KEGG and Gene ontology (GO) enrichment analysis of transcripts significantly differently expressed in stage 4 and stage 7 petunia petal after exposure to excess Cu. (a) Enriched KEGG pathway in petunia petal upon excess Cu exposure by using p-value < 0.05 as a cut-off. (b) Enriched GO terms in molecular function ontology on level 3 to level 6 shared by stage 4 and stage 7 petal transcriptomes. Terms related to “oxidoreductase activity” and “metal cluster binding” are marked with colored backgrounds.

Figure 4

Expression pattern of genes relate to Cu transport and distribution in petunia petal under excess Cu. Blue box indicates down-regulated genes, whiter box indicates no significant difference after excess Cu treatment. FRO, ferric reductase oxidase; COPT, copper transporter; ZIP, zinc and iron regulated transporter proteins; HMA, heavy metal P-ATPase; CCH, copper chaperone; CCS, copper chaperone for superoxide dismutase; ATX1, antioxidant 1; PAA1, HMA6; PAA2, HMA8; ER, endoplasmic reticulum.

Figure 5

Schematic diagram of genes involved in Cu–Fe crosstalk in petunia petal: (a) expression profile of transcription factors involved in Fe homeostasis, (b) expression pattern of genes involved in Fe transport and distribution in petunia petals. bHLH, basic-helix-loop-helix; PYE, popeye; BTS, Brutus; BTSL, Brutus-like; NRAMP, Natural resistance-associated macrophage proteins; NAS, Nicotianamine synthases; FRO, ferric reductase oxidase; YSL, Yellow stripe-like proteins; OPT3, Oligopeptide transporter3; COPT1, copper transporter1.

Figure 6

Effects of excess Cu treatment on photosynthesis in petunia petals. (a–d) Content of chlorophyll a (a), chlorophyll b (b), chlorophyll a+b (c) and chl a/b ratio (d) in stage 4 petunia petals.
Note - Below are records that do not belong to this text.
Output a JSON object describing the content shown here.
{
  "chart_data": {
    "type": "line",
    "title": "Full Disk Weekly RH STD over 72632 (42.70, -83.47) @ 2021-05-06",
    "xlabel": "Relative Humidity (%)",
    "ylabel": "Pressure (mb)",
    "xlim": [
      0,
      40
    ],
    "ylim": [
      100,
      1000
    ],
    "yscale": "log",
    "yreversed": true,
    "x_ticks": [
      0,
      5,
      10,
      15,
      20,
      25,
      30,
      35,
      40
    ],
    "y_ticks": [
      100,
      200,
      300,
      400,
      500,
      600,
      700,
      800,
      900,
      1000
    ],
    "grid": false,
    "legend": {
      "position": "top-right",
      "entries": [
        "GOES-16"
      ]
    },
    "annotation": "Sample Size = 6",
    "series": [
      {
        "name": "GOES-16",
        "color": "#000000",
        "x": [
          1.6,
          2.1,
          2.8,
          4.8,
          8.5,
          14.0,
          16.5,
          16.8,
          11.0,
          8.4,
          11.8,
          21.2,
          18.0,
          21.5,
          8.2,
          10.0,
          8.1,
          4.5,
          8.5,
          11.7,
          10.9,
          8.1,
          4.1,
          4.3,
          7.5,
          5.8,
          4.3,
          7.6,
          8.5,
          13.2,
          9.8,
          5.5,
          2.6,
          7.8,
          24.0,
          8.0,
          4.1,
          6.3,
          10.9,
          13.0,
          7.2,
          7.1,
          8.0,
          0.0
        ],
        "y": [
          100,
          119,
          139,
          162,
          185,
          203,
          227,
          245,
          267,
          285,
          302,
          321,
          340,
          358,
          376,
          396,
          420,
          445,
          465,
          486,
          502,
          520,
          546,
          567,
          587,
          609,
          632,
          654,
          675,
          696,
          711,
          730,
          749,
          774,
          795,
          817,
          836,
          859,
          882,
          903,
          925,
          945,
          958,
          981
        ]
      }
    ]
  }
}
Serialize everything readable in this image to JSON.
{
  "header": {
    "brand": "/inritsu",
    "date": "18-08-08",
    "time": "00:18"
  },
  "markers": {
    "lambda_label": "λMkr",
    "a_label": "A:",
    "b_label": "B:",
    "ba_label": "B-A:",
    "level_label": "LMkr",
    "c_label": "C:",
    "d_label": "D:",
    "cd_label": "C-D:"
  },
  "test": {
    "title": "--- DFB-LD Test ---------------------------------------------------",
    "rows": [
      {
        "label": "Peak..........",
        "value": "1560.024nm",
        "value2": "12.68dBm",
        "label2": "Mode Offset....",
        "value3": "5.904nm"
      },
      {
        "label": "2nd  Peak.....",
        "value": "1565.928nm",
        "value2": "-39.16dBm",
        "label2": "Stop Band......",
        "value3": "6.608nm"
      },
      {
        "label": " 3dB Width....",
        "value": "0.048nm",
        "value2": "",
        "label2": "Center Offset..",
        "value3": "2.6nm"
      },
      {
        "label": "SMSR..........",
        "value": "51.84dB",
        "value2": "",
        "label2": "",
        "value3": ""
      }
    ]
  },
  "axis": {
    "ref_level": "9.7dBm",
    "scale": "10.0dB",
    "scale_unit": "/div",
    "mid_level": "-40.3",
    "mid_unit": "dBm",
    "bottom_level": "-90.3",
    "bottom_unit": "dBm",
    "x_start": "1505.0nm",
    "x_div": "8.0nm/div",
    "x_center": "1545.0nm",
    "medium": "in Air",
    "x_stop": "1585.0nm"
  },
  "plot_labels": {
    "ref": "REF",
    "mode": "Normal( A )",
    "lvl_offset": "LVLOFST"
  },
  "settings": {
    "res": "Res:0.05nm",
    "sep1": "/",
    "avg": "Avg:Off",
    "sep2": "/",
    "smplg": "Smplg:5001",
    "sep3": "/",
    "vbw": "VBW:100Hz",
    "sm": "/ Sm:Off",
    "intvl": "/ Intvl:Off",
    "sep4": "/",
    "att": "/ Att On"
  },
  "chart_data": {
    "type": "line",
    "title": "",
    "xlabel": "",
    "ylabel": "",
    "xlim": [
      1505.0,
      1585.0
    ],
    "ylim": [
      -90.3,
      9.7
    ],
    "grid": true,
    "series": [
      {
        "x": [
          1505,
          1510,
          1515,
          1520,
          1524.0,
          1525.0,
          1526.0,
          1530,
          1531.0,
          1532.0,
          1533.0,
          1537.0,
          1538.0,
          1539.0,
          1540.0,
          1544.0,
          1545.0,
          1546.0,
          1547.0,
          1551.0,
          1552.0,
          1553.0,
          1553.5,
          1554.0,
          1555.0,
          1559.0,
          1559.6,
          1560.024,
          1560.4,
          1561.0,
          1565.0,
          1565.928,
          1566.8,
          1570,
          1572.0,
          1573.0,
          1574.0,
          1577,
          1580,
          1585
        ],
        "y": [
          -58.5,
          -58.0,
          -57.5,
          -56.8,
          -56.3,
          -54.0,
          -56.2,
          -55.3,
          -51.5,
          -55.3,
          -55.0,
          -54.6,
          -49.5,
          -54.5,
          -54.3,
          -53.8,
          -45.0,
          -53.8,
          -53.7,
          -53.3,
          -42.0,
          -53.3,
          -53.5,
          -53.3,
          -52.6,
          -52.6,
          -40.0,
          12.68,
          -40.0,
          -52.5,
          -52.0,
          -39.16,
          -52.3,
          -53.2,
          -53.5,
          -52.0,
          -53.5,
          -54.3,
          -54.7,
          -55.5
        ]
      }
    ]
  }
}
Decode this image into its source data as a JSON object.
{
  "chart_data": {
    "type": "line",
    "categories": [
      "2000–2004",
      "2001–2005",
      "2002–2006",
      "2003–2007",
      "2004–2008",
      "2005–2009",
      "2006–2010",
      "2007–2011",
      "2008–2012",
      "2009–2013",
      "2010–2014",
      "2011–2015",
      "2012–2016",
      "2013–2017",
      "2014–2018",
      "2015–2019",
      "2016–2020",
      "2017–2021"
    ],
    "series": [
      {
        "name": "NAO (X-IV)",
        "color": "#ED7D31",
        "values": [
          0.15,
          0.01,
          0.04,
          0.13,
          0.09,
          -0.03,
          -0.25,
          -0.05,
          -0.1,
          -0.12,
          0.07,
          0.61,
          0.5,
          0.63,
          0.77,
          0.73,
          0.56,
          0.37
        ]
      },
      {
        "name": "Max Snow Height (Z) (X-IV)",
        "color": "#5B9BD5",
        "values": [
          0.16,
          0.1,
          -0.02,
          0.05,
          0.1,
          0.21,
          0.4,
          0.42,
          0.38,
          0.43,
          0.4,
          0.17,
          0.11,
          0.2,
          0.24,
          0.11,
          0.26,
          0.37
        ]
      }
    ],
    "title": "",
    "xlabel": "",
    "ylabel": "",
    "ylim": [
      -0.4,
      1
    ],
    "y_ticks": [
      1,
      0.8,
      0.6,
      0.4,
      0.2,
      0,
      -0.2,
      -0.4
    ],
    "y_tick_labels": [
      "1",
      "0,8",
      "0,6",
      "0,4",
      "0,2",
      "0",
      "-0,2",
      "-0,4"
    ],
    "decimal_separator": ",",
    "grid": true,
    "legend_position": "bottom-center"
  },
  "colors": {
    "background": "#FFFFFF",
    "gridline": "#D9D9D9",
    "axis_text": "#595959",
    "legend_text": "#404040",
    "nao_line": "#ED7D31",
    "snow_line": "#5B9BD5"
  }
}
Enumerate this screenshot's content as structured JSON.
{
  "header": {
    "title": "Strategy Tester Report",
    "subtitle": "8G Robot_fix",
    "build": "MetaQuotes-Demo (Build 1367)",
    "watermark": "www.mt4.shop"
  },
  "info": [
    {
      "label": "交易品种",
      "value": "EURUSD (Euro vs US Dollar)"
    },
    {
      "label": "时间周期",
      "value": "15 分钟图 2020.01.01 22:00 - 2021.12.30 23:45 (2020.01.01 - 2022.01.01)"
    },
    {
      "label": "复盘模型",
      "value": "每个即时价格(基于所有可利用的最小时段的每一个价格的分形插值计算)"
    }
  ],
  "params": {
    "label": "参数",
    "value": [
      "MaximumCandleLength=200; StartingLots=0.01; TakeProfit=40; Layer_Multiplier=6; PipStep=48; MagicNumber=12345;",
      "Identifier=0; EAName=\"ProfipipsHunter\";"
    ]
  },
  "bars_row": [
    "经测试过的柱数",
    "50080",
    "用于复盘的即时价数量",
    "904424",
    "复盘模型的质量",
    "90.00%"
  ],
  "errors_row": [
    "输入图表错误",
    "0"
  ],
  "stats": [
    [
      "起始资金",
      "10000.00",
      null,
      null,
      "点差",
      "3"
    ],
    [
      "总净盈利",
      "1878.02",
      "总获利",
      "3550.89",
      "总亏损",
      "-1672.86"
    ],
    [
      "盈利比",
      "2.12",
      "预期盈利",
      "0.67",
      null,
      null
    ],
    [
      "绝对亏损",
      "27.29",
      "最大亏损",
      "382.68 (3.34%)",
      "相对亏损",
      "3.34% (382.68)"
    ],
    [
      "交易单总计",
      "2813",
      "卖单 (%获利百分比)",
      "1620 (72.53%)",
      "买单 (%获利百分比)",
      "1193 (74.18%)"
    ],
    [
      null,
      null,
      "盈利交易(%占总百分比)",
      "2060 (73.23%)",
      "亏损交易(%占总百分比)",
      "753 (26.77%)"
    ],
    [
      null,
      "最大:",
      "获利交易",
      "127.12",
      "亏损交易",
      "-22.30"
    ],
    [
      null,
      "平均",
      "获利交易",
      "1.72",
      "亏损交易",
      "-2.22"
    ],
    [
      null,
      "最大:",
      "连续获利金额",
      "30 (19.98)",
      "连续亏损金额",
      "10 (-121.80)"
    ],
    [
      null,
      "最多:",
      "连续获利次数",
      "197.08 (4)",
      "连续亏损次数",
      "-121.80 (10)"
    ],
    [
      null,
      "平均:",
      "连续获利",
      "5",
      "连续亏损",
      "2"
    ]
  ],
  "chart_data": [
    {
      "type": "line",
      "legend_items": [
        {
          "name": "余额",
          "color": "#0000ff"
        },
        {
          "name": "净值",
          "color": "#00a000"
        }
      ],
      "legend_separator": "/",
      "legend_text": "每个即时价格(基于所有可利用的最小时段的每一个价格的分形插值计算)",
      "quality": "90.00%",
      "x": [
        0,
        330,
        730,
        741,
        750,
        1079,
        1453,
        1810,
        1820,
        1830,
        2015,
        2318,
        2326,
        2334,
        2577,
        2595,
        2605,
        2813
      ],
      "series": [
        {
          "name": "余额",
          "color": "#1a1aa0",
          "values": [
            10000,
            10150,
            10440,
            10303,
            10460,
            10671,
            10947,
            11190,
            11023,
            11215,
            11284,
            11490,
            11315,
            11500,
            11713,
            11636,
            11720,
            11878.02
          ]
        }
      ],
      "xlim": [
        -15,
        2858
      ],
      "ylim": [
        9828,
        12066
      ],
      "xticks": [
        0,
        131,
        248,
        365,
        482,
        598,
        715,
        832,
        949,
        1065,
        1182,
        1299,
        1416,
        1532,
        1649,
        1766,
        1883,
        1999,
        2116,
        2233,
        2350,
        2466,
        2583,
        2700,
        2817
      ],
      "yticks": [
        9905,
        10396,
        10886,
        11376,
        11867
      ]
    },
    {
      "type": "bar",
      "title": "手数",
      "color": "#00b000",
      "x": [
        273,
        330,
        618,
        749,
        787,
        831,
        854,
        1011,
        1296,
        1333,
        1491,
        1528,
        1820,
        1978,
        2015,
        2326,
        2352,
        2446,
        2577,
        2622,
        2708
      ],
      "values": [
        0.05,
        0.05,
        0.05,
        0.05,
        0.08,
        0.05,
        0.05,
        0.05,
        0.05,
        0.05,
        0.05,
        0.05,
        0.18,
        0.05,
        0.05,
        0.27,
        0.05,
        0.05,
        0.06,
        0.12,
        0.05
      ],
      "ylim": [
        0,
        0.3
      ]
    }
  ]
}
Bars are means ± SD (n = 5 petals). (e) Expression profiles of Fe–S metabolism related genes under the GO:0051536 item, which were enriched in stage 4 and stage 7 petals. (f) F_V/F_M, maximum potential PS II efficiency; (g) NPQ, non-photochemical quenching value; (h) ΦPS(II), actual PS II efficiency; and (i) qP, photochemical quenching value was measured in stage 4 petals under excess Cu. Bars are means ± SD (n = 6 petals). (j) CAT activity in petunia stage 4 petals upon Cu excess. Bars are mean ± SD (n = 3). * indicates significant differences (p < 0.05) using Tukey’s HSD test.

Figure 7

The relative expression level of genes involved in Fe and Cu homeostasis in petunia petals under Fe deficiency or excess Cu. Bars indicate the relative expression level determined by qRT-PCR in petunia petals exposed to 40 μM Cu (+Cu) or 0 μM Fe (-Fe). EF1α as the reference gene. Values (mean ± SD, n = 3) are normalized to the gene expression level in untreated petals (set as 1). Since bHLH038 was barely expressed in untreated petals (Cq value > 35), we used the relative expression value of -Fe as 1. The green dash line indicates the fold change value of genes in petunia stage 7 petal transcriptome.

Figure 8

Heatmap showing the expression profile of genes related to Fe homeostasis in petunia petals under Cu excess, petunia petals under Fe depletion, N. caerulescens shoots under Cd excess and Arabidopsis shoots under Fe deficiency. The value of petunia is log2 fold change of qRT-PCR. The log2 fold change of genes with fold change < 2 or FDR (p-value for Col) >0.05, all been marked as 0. * data was download from Halimaa et al. [42]. ** data was download from Schuler et al. [44]. *** data was download from Kastoori Ramamurthy et al. [21].